When the manufacturer’s organisation EEF asked people when they felt that the UK manufacturing industry was at its strongest, 74% of respondents answered with the 1980s. What’s more, nearly two thirds of respondents didn’t think that the sector was growing today. John Rooney, from CW Plant Hire, considers the growth of the manufacturing industry in Britain from the 1980s to today.
 
Indeed there was a peak for the industry during the middle of that decade, and in the north-east for example, a number of high profile firms were in operation supporting thousands of jobs, before the economic problems in the 1990s led to the closure of factories up and down the country.
 
Despite this perception of the 1980s as somewhat of a ‘golden era’ for British manufacturing, the recent EEF study has found that the manufacturing sector now produces more goods than it did during the 1980s. The sector now employs 2.6 million people, accounting for 11% of UK GDP and ‘driving the economic recovery’.
 
The sector actually experienced a number of problems throughout the 1980s, with national unemployment rising from 1.5 million in 1979 to more than 3 million by 1983, as well as Thatcher’s modernisation of Britain resulting in the closure of older factories and coal pits that were no longer economically viable. This picture of a sector that had peaked is in stark contrast with that of today, with the UK manufacturing sector growing at its fastest in three years in the three months to April of this year.
 
Further findings from the EEF study found that, despite the misconceptions over the industry’s growth, 91% of consumers view it as essential to the continuing economic recovery.
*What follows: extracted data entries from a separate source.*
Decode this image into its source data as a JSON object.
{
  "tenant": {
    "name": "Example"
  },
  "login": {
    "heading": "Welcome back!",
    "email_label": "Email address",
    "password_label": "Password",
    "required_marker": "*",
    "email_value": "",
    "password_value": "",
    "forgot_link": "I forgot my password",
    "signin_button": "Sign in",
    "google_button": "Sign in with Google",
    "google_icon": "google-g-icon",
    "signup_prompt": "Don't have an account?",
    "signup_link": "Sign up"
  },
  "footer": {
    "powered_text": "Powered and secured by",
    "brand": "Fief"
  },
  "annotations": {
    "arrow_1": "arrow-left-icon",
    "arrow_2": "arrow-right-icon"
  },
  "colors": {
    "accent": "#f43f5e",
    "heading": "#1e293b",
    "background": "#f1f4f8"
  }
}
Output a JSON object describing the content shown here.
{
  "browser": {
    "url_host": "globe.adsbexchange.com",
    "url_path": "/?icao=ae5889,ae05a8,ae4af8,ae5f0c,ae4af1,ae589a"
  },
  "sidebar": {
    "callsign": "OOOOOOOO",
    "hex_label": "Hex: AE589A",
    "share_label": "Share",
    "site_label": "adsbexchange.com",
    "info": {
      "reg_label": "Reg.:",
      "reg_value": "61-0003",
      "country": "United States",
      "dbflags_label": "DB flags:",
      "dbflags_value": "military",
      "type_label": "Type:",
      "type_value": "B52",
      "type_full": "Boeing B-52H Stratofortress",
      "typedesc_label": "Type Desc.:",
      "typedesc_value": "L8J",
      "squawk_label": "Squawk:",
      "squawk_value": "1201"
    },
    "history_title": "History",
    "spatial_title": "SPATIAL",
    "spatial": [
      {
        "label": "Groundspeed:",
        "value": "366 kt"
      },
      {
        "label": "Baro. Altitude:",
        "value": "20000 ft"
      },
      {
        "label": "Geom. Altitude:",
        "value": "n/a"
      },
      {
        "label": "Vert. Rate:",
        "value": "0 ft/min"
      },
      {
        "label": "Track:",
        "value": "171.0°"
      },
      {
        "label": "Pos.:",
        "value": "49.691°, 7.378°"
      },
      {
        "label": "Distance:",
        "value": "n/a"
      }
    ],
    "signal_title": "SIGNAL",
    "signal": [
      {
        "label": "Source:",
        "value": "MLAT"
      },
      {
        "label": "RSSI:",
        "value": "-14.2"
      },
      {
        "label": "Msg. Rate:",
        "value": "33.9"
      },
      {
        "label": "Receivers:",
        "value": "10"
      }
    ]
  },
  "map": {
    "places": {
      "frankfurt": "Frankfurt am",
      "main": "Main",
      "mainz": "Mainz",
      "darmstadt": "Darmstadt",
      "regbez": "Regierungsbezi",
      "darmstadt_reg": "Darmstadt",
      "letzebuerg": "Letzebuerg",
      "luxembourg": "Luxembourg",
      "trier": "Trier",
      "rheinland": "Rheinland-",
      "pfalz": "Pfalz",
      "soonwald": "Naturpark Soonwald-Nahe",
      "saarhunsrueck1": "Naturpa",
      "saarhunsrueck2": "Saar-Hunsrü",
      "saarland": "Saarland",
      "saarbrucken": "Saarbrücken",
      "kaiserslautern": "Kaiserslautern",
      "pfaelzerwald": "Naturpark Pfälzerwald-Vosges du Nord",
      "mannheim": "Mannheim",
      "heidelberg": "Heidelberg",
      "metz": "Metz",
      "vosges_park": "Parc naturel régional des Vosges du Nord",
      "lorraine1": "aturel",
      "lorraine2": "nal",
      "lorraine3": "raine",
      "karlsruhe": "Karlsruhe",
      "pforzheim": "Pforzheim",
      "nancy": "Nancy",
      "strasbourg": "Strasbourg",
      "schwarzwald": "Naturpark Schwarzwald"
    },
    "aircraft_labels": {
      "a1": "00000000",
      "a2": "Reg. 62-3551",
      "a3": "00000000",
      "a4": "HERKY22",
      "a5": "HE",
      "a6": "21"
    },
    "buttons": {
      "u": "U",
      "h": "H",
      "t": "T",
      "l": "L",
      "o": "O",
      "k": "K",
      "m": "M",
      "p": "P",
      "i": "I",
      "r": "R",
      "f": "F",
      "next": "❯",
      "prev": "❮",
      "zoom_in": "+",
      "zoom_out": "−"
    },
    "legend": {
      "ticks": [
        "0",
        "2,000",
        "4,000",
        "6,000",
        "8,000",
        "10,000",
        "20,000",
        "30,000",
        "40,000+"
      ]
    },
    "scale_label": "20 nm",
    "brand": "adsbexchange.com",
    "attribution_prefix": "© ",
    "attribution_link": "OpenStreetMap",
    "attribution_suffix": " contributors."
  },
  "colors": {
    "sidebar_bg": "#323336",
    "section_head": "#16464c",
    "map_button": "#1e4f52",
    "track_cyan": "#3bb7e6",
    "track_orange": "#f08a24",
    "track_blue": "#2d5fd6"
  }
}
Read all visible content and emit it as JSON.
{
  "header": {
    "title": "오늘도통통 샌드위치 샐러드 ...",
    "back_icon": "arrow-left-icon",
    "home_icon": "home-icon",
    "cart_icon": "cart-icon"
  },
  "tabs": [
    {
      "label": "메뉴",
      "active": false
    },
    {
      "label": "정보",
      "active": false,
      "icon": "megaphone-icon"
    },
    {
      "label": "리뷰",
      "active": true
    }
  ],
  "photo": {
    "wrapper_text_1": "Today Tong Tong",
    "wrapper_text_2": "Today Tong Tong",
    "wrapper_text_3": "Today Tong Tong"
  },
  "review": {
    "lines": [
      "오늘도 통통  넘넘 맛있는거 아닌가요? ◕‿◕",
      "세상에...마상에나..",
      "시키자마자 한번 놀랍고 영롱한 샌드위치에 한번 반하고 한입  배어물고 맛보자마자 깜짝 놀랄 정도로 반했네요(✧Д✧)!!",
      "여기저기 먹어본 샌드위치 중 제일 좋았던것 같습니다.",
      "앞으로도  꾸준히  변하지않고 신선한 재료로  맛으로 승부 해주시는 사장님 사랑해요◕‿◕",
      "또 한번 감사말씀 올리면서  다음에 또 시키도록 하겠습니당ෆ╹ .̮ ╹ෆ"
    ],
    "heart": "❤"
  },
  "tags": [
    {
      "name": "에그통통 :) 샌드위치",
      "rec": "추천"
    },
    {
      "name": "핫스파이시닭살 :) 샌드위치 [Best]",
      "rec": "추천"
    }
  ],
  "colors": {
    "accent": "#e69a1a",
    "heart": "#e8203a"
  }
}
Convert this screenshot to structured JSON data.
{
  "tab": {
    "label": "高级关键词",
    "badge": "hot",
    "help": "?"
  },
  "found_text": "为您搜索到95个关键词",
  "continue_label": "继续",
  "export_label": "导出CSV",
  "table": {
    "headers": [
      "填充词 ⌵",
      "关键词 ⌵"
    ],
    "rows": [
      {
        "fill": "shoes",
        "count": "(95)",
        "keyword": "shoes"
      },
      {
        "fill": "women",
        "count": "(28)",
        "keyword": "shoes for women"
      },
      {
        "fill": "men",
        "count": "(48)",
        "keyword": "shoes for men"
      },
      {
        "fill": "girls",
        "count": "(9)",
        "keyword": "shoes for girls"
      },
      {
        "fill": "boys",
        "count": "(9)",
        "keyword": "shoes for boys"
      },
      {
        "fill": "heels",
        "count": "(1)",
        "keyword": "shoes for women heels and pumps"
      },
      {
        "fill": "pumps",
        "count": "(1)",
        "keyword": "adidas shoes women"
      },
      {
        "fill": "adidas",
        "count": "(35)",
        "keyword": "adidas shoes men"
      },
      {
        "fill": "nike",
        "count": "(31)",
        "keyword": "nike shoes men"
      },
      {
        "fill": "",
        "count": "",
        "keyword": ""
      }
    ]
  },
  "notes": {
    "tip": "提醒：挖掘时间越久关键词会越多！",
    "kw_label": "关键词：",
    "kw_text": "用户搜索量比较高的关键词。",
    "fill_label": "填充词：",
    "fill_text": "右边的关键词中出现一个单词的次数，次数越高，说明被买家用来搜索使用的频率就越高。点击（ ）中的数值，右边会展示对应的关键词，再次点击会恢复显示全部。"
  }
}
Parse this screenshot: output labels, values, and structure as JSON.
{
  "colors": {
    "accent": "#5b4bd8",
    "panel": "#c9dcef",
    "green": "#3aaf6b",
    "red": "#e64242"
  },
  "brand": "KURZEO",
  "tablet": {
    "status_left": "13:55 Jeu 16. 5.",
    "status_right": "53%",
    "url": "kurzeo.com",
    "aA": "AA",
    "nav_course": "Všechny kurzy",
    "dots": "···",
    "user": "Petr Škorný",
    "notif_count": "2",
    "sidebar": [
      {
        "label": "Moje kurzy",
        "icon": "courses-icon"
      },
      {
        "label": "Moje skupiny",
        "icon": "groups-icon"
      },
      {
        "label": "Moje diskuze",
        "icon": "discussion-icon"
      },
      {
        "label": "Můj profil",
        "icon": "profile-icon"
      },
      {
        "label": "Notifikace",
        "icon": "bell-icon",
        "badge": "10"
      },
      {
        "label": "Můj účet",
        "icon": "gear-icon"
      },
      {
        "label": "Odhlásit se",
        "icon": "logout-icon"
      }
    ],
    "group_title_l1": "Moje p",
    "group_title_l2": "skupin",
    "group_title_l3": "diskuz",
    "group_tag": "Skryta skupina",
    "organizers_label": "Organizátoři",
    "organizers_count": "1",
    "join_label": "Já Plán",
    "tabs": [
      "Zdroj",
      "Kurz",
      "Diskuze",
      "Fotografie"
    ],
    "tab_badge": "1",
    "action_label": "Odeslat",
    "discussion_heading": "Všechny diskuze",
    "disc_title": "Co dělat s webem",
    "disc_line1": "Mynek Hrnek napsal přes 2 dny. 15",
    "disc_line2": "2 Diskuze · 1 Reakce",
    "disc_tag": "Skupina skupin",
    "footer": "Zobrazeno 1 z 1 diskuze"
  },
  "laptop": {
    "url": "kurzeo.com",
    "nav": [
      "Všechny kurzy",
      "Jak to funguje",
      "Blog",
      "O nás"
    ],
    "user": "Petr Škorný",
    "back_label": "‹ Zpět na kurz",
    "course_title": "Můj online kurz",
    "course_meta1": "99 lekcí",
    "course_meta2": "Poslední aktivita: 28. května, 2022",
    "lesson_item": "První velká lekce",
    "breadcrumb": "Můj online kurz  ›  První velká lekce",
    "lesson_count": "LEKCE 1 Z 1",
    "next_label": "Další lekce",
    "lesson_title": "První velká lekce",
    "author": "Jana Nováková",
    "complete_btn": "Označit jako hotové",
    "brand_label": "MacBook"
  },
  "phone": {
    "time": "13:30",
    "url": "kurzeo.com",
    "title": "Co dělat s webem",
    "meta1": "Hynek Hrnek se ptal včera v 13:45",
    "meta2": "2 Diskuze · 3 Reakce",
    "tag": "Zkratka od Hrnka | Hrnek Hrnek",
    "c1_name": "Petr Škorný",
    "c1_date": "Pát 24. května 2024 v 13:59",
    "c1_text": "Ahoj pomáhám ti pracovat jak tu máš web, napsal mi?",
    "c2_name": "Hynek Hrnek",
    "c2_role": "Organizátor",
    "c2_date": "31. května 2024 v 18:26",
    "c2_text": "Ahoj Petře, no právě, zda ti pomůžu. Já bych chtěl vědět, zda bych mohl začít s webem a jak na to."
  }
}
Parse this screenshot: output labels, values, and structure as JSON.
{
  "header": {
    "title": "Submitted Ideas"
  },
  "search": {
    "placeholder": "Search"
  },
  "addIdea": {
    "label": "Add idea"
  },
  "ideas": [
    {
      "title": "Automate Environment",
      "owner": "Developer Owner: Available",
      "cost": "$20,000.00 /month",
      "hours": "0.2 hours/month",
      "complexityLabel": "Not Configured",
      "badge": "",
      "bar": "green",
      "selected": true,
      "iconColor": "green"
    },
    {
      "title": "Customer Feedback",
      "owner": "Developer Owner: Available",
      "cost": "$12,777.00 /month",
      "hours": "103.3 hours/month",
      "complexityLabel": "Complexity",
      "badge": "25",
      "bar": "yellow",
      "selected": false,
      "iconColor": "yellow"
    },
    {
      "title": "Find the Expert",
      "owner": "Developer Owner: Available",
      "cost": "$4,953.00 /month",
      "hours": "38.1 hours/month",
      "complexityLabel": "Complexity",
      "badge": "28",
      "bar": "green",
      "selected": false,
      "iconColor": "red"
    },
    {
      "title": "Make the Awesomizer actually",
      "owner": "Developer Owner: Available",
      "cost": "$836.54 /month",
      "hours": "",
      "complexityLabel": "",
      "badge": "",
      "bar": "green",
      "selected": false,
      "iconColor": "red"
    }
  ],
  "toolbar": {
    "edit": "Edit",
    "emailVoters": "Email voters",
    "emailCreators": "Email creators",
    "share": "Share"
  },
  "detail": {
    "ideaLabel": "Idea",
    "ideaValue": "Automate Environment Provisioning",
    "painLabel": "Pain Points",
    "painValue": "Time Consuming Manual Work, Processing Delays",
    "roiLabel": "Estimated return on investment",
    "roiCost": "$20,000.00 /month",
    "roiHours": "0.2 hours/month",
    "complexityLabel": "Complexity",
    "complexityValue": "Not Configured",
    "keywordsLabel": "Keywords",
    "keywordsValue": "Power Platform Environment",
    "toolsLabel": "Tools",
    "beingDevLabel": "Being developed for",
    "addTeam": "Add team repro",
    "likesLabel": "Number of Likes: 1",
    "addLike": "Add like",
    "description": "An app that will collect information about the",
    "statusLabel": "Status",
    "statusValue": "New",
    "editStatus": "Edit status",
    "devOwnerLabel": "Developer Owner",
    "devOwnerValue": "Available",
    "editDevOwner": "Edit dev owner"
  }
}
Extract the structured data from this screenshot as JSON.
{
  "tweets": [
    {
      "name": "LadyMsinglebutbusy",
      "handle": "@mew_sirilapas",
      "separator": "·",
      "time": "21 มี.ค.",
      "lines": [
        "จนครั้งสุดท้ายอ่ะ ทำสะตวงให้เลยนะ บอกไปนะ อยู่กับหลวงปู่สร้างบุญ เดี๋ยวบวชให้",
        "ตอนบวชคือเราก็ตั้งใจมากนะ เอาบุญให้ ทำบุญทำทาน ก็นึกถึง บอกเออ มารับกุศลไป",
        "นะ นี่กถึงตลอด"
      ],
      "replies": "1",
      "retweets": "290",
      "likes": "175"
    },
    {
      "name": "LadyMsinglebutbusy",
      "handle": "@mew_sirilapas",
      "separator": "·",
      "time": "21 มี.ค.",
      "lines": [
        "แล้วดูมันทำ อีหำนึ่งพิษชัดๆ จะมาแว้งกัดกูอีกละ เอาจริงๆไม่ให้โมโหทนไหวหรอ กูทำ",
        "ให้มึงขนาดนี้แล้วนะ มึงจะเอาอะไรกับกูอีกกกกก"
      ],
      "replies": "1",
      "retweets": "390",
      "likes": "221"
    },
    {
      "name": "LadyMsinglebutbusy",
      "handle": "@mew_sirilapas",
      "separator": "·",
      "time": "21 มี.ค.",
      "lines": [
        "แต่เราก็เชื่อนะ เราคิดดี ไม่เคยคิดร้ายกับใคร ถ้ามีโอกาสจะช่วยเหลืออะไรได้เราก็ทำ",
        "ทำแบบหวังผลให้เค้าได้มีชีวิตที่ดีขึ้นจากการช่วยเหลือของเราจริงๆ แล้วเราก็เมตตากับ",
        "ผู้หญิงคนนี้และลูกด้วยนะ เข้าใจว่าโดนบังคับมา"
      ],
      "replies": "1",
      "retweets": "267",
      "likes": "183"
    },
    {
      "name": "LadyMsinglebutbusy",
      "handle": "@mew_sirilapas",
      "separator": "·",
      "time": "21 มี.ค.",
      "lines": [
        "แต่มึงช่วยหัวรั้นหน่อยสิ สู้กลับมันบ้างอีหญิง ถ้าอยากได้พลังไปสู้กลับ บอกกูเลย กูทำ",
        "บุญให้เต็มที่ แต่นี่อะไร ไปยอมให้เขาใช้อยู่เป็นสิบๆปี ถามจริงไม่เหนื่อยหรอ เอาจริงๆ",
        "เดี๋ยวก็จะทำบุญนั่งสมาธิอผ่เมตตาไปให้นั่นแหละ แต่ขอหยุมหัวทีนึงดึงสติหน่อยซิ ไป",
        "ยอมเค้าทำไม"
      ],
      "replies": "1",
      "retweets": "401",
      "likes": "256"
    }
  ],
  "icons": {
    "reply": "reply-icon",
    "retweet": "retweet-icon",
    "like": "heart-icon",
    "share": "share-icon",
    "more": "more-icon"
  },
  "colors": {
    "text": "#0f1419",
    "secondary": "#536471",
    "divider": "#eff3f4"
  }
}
It is also encouraging to see that 72% of respondents favoured purchasing British made goods compared to those made overseas.
 
“It is time to ditch the urban myth that Britain manufactured more in the 1980s than it does today,” said Terry Scuoler, chief executive of EEF. “The reality is that British manufacturing is a huge success story and is going from strength-to-strength.”
 
The optimism was shared by CW Plant Hire in Southampton, one of the region’s leading providers of construction equipment hire. CW Plant Hire’s Mark Wilson said: “We’ve definitely seen an uptick in demand for equipment in the last year or so. The whole industry took a massive hit following the [2008] crash, but there are genuinely encouraging signs that we are finally getting back to a situation where manufacturing is at the forefront of the British economy again.”